Ash disease shows need for diversity
GUERNSEY’S environment is facing up to another threat - this time in the form of Ash dieback.
The fungus has had a devastating impact in some European countries, affecting 90% of Ash trees in Denmark.
It was first spotted on the island in 2012 in a consignment of trees that was destroyed, prompting an import ban to be imposed.
But that has not proven enough to stop the infection which is now established in at least seven sites.
Eradication efforts would not prevent it spreading and there is no treatment.
Despite that grim prognosis, there is hope that encouraging genetic variation by planting new Ash trees and letting older ones set seed will help ensure this species, one of the most important native trees for wildlife, can still thrive.

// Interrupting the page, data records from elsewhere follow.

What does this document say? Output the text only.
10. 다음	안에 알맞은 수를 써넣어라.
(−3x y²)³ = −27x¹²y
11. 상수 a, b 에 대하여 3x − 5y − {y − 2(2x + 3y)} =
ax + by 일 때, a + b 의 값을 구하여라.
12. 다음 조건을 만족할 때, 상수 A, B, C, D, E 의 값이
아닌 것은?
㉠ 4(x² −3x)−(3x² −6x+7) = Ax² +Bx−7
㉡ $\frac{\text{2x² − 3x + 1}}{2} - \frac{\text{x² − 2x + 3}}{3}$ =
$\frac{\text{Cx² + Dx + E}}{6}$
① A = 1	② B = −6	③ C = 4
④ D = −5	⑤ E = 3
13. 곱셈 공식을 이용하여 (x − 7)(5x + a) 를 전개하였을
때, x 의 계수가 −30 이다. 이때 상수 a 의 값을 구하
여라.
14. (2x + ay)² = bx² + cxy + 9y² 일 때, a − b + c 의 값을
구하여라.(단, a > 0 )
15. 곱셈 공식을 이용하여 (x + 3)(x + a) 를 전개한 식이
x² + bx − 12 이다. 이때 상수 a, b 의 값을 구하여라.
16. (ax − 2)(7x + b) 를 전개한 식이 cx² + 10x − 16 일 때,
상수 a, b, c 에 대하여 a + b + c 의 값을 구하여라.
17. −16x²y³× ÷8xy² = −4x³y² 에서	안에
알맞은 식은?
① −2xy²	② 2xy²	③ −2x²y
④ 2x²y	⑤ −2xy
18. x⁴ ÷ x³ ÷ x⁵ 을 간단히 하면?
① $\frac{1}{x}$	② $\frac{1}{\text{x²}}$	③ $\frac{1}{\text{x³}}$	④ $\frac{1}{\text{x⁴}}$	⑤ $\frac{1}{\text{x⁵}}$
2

That is important, not only for dependent species such as the Centre-barred Sallow moth whose population is likely to decline in line with Ash numbers, but also for the island’s environment’s ability to withstand other diseases.
In the 1990s Guernsey learnt just how vulnerable it was when Dutch elm disease destroyed its tree cover. Today we still benefit from the tree planting programme that was implemented to ensure a diverse range of species, the risk of having one dominant type of tree having been so brutally exposed.
Guernsey’s woodland is young, little pre-dates the Second World War, when many trees were cleared, and according to the last habitat survey from 2010, Sycamore dominates with a high presence of oak and ash. From 1999 until that survey, the amount of woodland grew 2.6%, to cover 379.4 ha.
Work is now under way on a new survey which will show how habitats have changed over the last decade.
It will expose whether any are at particular risk and hopefully therefore become a basis for how to address that through wider States policy and other initiatives.
Without this type of work it is all too easy for a slow creep of habitat loss to take hold without being noticed.